Sunday, December 15, 2013

"American Memories" by Shamus M'Cool

Song#:  0656
Date:  07/04/1981
Debut:  90
Peak:  80
Weeks:  3
Genre:  Pop

Pop Bits:  Shamus M'Cool was the stage name of stand-up comedian Richard Doyle. M'Cool was also a musician and songwriter who had a small holiday chart hit in 1973 with "Santa's Little Helper, Dingo." With a style that leaned toward country, M'Cool wrote this nostalgic song and had it printed on his own Perception label. It spent a few short weeks on the chart and dropped off. However, the actual 45 and lore around it has lived on far past its minor chart history. So why am I giving this low-rated song a Spotlight? Because of it's interesting history (see below).

ReduxReview:  I really don't care for songs like this. You know - fondly (or not so fondly) remembering past times and events and wrapping it all up in an American flag complete with Velveeta music. Yeah, there have been hard times and good times and America rocks, but I just don't need it blathered to me in a song. At an old job, I used to get demo tapes and there were several that sounded just like this. They would usually surface when the country was going through some difficult political times and many focused on how great everything was back in the day but that we are now on the road to hell. At least this one doesn't go that far. On rare occasions this theme can be effective if done well. Unfortunately, I don't think this is one of them.

ReduxRating:  1/10

Trivia:  This record has an interesting history and I'll see if I can sum it up succinctly. M'Cool wrote and recorded this tune and got it pressed to a 45 with the b-side being "American Humor," which was 6 minutes of his stand-up show. The story goes that perhaps as little as ten 45s were printed and M'Cool delivered these to major market radio stations, especially around L.A., to get airplay. He thought for sure the song would be a hit. There were program directors who did put the song on their playlists (part of chart methodology then) and it allowed the song to reach the chart without ever selling a single copy in a store (since none were made for retail distribution). Unfortunately, the PD's either went on vacation or other things happened and the support they provided for the single quickly disappeared, as did the song. This all might have ended there except for two factors - it was on the Billboard chart and barely any copies exist. For record collectors, this makes the item an elusive treasure. It doesn't even have to be a good song. Just the fact it was a chart single and is very rare is lure enough. And indeed it has been a highly sought after item. Apparently, one went up for auction on eBay a few years ago and it fetched $2,000. And even though you can hear the song on various sites (like above), it's the actual physical item that is still highly collectable. It has been said that M'Cool was very upset about what happened (or didn't happen) with his song and it was a bitter subject. Unfortunately M'Cool never really got to see all the interest his wanna-be hit single finally generated as he died in 1990. So if you are ever looking through old 45 record bins, remember this title!



  1. Count me in as owning one of the 10 copies - and yes, that's more or less the story of Shamus M'Cool as I know it. Most people seem to think it's one of Joel Whitburn's famous plants in the Top 100 book but it's not. It exists. As does a full page ad in Billboard magazine. I also own the original contract Shamus signed to be on the Mike Douglass show. I suppose that means I probably own more from Shamus M'cool than anyone other than family members. :) And yes, it's a dreadful tune.

    1. That is awesome that you have the record and other artifacts! And because the song stank, it makes that stuff all the better. Had it been a simple, okay, middling chart thing, no one would have cared. But it kind of became legendary. One of the decade's worst, yet most fascinating songs.

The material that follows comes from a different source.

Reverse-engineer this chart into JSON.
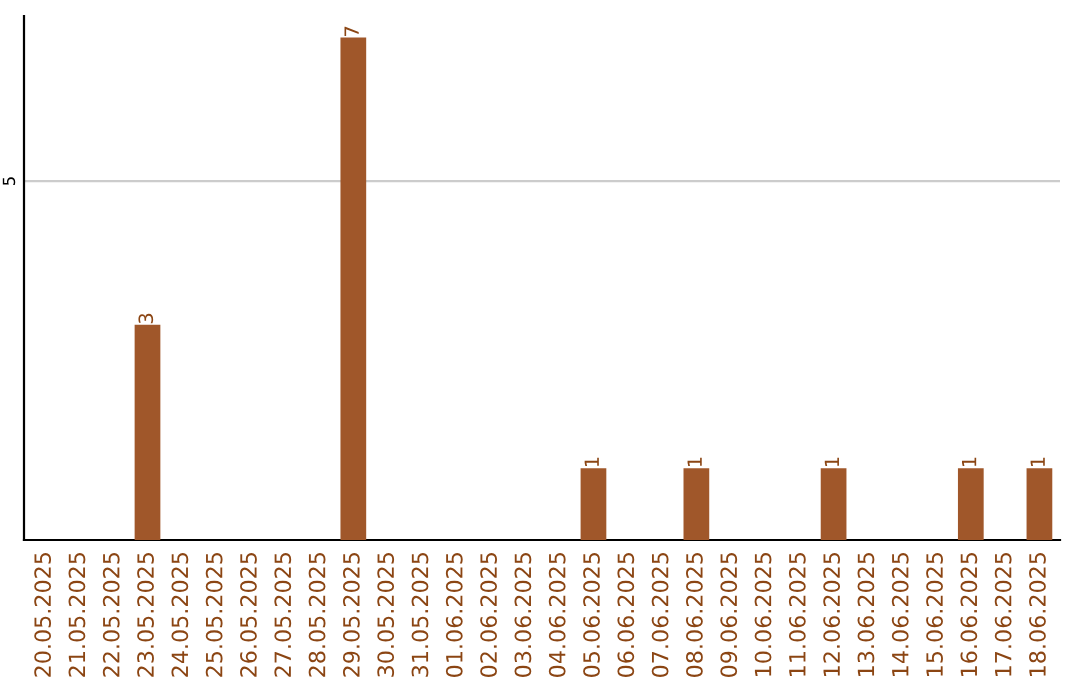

    2. Seamus McCool. Real name Richard “dicky” Doyle. Was my uncle my mother‘s brother. I was just telling my daughters about him and decided to do a quick Google search on him and Im happy to see that his memory lives on!

    3. What issue of Billboard features the full-page ad?

    4. The full page add is in the July 25, 1981, edition on page 11. Then later in the December 12th issue on page 9 there is a smaller "thank you" ad from the record label.

  2. Oh - mr. Nephew of Shamus? Any chance you could verify some of the validity of the story? How many copies were made? How did this record actually end up charting? Is the story as is, correct? This may be the closest anyone has come to knowing the full truth!